Глаза Марины затуманились лаской, тонкие ноздри дрогнули, губы раскрылись, и Никита вновь уволок ее под куст.
– Сладкий ты… Сильный. Ах ты-ы… Иди, – слышится Никите голос Марины.
Хорошо в этот час на берегу Терека, в тени ив и осин, что растут у воды. Течет мимо река, глядятся в нее плакучие ивы, листва которых даже в безветрие ласково шепчется над головой, навевая дремоту.
«Хорошо было тут с Наташей», – вспоминает Алексей. Посадишь ее рядом, уронишь голову ей на плечо и, закрывши глаза, – наслаждаться прохладой, вдыхать пряный запах леса и девичьего тела, слушать шепот листвы, стрекотанье кузнечиков, лепет возлюбленной и время от времени, дотянувшись до губ ее, пить ее сладостные поцелуи. Плеснет усач под берегом, брызнут врассыпную чернобрюшки, вздрогнет милая и тотчас засмеется сдобным рассыпчатым смехом. Хорошо в этот час опрокинуть ее на спину, целуя смеющийся рот и, незаметно для нее и себя, расстегивая кофту.
Игры с ней начались в прошлом году, когда вдруг обнаружилось, что эта живущая наискось через улицу девчонка, никогда ничем ему не интересная, умеет как-то пройти мимо и так посмотреть и так улыбнуться, что не сразу и забудешь. Как солнце в глазах, или удар по башке, или заноза в пальце. Смешно и непонятно: сколько помнит себя он – всегда маленькая перед глазами, то с подружками, то в общей компании, когда вместе бегали купаться на речку или играли на поляне.
Отца ее убили на войне, росла она с матерью. Тетя Даша – сухая, неприметная женщина, легкая на ногу и на всякие дела, ходила к Чумакам за молоком или помочь по хозяйству, или так. Иногда присылала Наташу – дело соседское. А тут вышло с Наташей… Прибежала она к ним. Алексей был один. Слазил в погреб, достал крынку с молоком, отдал ей. На пороге щипнул ее за одно место – чего особенного, кажется? Осердилась! Обозвала… Пень косолапый! И локотком этак вот. И крынкой.

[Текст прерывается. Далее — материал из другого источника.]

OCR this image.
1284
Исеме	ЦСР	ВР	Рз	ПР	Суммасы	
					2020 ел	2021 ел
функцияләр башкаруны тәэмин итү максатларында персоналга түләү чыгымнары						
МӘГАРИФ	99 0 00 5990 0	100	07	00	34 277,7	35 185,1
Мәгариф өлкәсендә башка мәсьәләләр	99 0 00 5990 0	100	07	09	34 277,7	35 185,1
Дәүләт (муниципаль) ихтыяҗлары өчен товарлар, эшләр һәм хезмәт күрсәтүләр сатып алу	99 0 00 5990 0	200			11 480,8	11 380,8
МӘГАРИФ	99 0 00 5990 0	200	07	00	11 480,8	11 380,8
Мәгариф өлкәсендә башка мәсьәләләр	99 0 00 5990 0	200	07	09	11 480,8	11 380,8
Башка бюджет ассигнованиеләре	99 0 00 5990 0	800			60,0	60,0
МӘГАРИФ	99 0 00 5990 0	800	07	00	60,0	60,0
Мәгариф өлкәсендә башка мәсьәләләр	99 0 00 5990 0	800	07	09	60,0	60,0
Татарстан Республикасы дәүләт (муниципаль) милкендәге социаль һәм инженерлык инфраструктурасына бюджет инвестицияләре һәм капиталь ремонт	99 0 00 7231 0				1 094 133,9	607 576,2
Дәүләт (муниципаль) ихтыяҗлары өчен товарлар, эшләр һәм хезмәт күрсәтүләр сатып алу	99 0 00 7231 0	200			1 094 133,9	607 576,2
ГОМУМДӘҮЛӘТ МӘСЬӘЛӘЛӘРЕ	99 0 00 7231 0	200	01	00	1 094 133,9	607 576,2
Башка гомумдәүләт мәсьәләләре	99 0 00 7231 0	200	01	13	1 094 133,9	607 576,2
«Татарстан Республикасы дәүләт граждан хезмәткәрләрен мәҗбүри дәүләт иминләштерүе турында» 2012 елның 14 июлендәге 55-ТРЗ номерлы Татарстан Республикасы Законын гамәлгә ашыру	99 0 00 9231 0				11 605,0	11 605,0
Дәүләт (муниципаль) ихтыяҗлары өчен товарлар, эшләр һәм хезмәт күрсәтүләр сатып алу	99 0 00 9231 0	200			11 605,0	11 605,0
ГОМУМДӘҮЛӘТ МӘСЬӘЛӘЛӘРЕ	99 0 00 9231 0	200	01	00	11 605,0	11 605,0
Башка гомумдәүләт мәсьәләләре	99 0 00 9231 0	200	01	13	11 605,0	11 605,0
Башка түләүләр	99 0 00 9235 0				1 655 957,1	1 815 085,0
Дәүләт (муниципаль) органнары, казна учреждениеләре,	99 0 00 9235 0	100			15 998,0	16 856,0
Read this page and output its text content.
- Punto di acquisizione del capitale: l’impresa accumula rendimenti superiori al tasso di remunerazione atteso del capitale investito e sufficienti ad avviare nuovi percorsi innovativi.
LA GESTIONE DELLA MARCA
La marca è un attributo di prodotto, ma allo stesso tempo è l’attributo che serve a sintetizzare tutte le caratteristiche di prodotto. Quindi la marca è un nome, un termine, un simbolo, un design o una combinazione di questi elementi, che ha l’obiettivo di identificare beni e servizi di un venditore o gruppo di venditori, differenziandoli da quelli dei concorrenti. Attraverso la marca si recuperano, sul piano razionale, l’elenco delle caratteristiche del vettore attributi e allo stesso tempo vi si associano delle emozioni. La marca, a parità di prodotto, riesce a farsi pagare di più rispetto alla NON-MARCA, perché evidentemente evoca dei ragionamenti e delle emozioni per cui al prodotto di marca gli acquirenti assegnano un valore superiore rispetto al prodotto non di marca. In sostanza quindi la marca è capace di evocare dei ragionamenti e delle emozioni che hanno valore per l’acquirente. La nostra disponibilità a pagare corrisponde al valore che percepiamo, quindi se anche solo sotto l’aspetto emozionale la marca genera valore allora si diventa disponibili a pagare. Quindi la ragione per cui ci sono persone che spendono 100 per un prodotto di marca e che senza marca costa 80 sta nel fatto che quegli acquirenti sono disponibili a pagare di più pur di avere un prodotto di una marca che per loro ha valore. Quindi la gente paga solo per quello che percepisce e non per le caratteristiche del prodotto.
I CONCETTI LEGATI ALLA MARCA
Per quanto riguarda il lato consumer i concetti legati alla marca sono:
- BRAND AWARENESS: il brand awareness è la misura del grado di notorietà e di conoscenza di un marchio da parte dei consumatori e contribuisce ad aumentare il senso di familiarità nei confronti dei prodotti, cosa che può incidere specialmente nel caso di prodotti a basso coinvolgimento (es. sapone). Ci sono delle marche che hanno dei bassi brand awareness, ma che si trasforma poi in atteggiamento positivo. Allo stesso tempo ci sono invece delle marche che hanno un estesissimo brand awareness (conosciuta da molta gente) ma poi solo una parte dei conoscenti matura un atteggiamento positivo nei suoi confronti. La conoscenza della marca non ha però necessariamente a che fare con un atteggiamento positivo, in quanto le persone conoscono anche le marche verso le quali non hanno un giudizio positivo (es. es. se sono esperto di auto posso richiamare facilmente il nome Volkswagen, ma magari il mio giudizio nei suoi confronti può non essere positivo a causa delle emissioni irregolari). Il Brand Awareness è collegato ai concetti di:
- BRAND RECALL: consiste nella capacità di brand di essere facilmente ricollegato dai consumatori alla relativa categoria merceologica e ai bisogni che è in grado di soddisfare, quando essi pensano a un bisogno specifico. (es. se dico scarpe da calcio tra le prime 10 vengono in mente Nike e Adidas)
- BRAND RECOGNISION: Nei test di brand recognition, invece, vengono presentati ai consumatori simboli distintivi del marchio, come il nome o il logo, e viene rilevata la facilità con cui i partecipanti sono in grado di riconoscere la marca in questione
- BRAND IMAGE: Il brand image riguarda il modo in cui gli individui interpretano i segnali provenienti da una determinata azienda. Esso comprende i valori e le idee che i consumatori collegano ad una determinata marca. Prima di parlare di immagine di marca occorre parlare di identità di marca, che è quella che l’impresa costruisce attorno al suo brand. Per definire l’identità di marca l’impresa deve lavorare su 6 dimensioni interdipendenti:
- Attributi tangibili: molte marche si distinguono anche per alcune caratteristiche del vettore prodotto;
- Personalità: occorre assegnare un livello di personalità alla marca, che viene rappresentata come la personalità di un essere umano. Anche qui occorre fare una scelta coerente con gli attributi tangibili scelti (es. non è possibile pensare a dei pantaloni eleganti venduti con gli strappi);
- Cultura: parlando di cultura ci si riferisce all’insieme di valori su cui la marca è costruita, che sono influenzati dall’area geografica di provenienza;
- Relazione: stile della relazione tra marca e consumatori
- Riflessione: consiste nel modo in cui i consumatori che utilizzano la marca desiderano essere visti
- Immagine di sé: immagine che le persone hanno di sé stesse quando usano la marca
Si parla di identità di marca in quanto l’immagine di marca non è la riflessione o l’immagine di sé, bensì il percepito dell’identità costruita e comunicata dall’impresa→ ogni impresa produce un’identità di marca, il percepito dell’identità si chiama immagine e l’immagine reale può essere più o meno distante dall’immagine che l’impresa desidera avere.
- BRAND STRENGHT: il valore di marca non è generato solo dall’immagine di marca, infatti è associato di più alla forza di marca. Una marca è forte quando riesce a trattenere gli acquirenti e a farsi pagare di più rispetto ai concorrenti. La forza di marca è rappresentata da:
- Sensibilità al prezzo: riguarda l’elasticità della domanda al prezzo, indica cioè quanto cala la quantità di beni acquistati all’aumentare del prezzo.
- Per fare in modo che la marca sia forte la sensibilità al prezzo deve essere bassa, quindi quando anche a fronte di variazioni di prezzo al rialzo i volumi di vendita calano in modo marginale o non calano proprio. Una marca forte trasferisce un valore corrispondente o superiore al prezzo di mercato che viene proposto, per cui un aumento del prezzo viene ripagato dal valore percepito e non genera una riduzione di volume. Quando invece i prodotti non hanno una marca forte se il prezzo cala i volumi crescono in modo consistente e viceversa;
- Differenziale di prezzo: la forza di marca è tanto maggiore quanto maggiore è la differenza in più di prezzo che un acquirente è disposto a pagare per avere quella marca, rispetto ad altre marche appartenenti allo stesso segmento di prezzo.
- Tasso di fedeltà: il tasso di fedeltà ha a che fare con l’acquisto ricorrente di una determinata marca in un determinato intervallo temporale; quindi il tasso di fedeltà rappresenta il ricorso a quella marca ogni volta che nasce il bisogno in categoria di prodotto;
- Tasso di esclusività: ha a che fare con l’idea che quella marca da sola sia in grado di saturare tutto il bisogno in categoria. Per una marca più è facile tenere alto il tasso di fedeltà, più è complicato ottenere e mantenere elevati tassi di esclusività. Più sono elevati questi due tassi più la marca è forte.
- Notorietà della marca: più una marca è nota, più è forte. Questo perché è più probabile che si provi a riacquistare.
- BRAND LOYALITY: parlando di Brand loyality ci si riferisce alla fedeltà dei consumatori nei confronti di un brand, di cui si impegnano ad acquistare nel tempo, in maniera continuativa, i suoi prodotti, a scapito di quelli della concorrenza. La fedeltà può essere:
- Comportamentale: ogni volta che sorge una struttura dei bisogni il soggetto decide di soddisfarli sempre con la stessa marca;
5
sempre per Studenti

Он засмеялся сперва, а потом догадался, что назвала она его очень обидно. Пень – то бы ладно, стерпел бы, но – косолапый! Ведь это намек на походку его. И это казаку? Обиделся он и долго знать не хотел, отворачивался. А она, будто назло ему, зачастила, замелькала перед глазами досадно.
Прошлой осенью отошло – словно что оттаяло, надломилось, и дело приняло другой оборот. Он стал замечать за собой, что досада исчезла, и больше не хотелось отворачиваться, когда встречал он пригожую девушку-соседку. Наоборот, увидит ее – и словно вздрогнет что-то внутри и замрет настороженно, как птица, готовая улететь. И дом ее стал предметом пристальных наблюдений. Сколько раз ловил он себя на том, как, раздвинув герани и отстраняя занавески, он с бьющимся сердцем глядит в боковое окно, ожидая в доме соседки каких-нибудь признаков жизни. Истомленный желанием, он надеялся увидеть ее – или хотя бы тень, или хотя бы кусок ее платья. И страдал, когда приходил в себя, потому что тогда ему становилось неловко и стыдно.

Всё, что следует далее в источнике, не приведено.